Их главное наслаждение заключается в том, чтобы стравливать нас между собой. Конечно, им нравится и сам процесс, ради которого мы на столь многое готовы, – но никогда, при самых продолжительных усилиях и самом виртуозном разнообразии, нам не доставить им такого сверхъестественного, потрясающего все бдское существо оргазма, который они испытывают при виде мужской драки или просто ссоры, вспыхивающей по их наводке. Вероятно, при этом выделяется энергия, которой они питаются. Ради того, чтобы испытать это сверхъестественное наслаждение, они готовы тонко давать понять, что завели нового партнера, вот того самого, нашего старого друга, да, но ведь ты обещаешь не ломать ему руки? Нет, конечно, что ты! Поклянись! Клянусь. Клянусь, что я сломаю ему ноги. Они обожают заводить романы в одном кругу – однокашном, дружеском. Чтобы все знали и все перессорились. Райское наслаждение.
К сожалению, они действительно так устроены, – это особенно тонко показано у Набокова в «Аде», чье название неслучайно так рифмуется с искомым словом, – что им никогда не хватает одного, и сам физический акт любви кажется им чем-то легким, необязательным, скорее, прологом к главному, чем собственно главным. Самое интересное начнется, когда ты привязываешься к ней – а она уже с другим, а иногда и с третьим; вот эта ситуация приводит их в настоящий восторг, заводит больше, чем мужчину виктимность.
Единственный способ по-настоящему привязать их к себе надолго – это не привязываться самому, что еще и у Пушкина замечено; они начинают изменять только тому, кто действительно сильно этого не хочет. Пофигистически-легкое отношение к их изменам приводит их сначала в состояние легкой досады, потом – в ярость, потом способно серьезно заинтересовать (именно в такой последовательности), а дальше бди тратят все свои силы исключительно на то, чтобы ты привязался к ним по-настоящему. Ради этого они готовы даже на замужество. Если тебе удастся устоять даже после этого – она твоя навеки, но о чем ты с ней будешь говорить?
Настоящие чудеса чутья, трагизма и даже эрудиции они демонстрируют только тогда, когда ты уже пойман по-настоящему. Тут – берегись, потому что противостоять им в это время невозможно. При полном отсутствии тормозов вроде ума и совести они устраивают такие спектакли, каким позавидовали бы все Мейерхольды, все Станиславские, все Анатолии Васильевы: при полном сохранении хладнокровия и трезвомыслия они умудряются сводить своих поклонников в самых неожиданных местах и сочетаниях, сохраняя при этом абсолютную невинность. Они нашептывают тебе гадости обо всех своих предыдущих, а всем последующим – гадости о тебе. Они передают их слова о тебе, а твои – о них. Они обожают драки, как тот капитан, который любил девушку из Нагасаки – тоже один из них, судя по всему. Шакал Табаки – еще один рифмующийся персонаж – был явно из их числа.
Если кто-то из мужчин недостаточно восхищается ими, то исключительно потому, что они ему «не дали». Если они ему «дали» и он при этом не восхищается – он закомплексован. Слово «комплексы» мелькает в их речи даже чаще, чем мат. Еще они очень любят читать Фрейда, потому что он тоже любил объяснять чужие поступки максимально унизительными мотивами.

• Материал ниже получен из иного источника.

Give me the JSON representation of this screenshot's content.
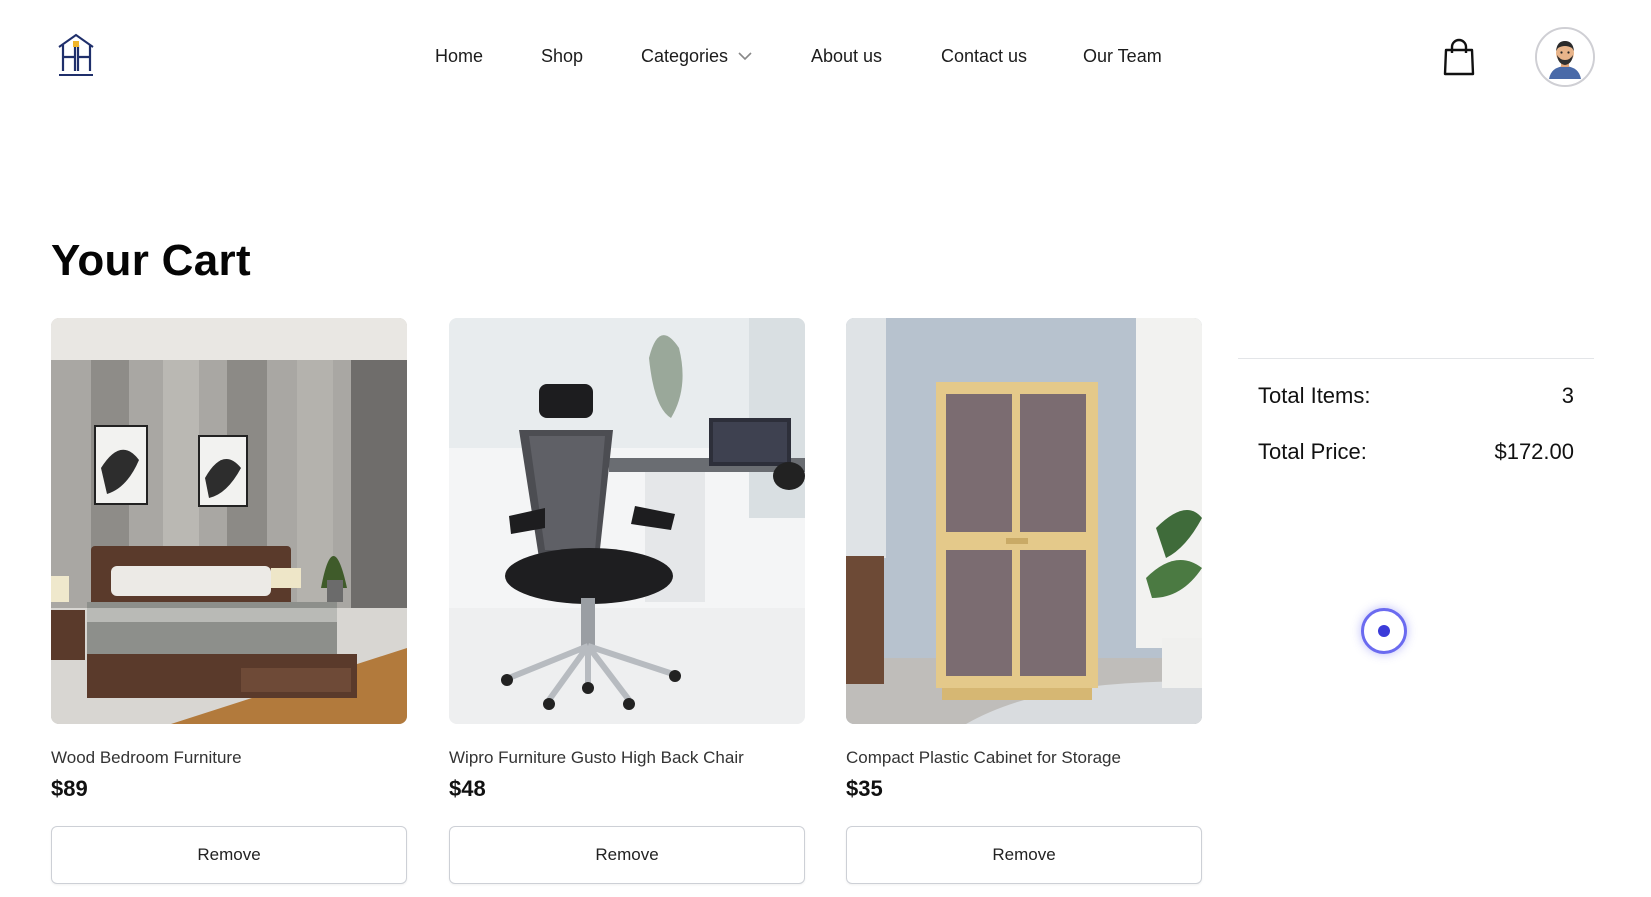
{
  "header": {
    "logo_icon": "furniture-fixture-logo",
    "nav": [
      {
        "label": "Home"
      },
      {
        "label": "Shop"
      },
      {
        "label": "Categories",
        "icon": "chevron-down-icon"
      },
      {
        "label": "About us"
      },
      {
        "label": "Contact us"
      },
      {
        "label": "Our Team"
      }
    ],
    "cart_icon": "shopping-bag-icon",
    "avatar_icon": "user-avatar"
  },
  "main": {
    "title": "Your Cart",
    "items": [
      {
        "name": "Wood Bedroom Furniture",
        "price": "$89",
        "remove_label": "Remove",
        "image": "bedroom-furniture-photo"
      },
      {
        "name": "Wipro Furniture Gusto High Back Chair",
        "price": "$48",
        "remove_label": "Remove",
        "image": "office-chair-photo"
      },
      {
        "name": "Compact Plastic Cabinet for Storage",
        "price": "$35",
        "remove_label": "Remove",
        "image": "storage-cabinet-photo"
      }
    ]
  },
  "summary": {
    "total_items_label": "Total Items:",
    "total_items_value": "3",
    "total_price_label": "Total Price:",
    "total_price_value": "$172.00"
  },
  "colors": {
    "accent": "#5b5be8",
    "button_border": "#cdd0d6",
    "text": "#111111"
  }
}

У них уникальное чутье на все, что позволяет унизить высокое: на фрейдизм в психологии, структурализм в литературе и либерализм в политике.
После всего этого ты наверняка спросишь: что же заставляет мужчин иметь дело с этими чудовищами? С этими монстрами из сказок? С этими паразитами, омелами, плесневыми грибами? «Я скажу вам, я отвечу»: во-первых, это острота ощущений. Веллер, например, считает, что все на свете делается именно ради нее. Во-вторых, это все очень креативно: именно из этого вещества получаются потом стихи, романы, фильмы. В-третьих, они действительно созданы для любви, и в любви с ними отлично – только надо все время помнить, что сами они при этом ровно ничего не чувствуют, ибо их удовольствия начинаются позже. Физические радости значат для них очень мало – старайся, чтобы и для тебя это было делом десятым.
Что с ними делать, спросишь ты? Решительно ничего. Пойми, они просто такие. Одна из них когда-то в порыве откровенности поведала мне, что на пике нашего романа весьма тесно общалась с моим ближайшим другом (то-то в его голосе появились высокомерные и снисходительные нотки), при этом заигрывала с его ближайшим другом и продолжала бегать к грубому и малоодаренному художнику, который плевать на нее хотел, поэтому только к нему она была привязана по-настоящему. «Знаешь, как он меня обзывал? Я кончала от одного его голоса». И что, по-твоему, я сделал с ней после всего этого? Ничего ровно. Принял к сведению и вставил в роман.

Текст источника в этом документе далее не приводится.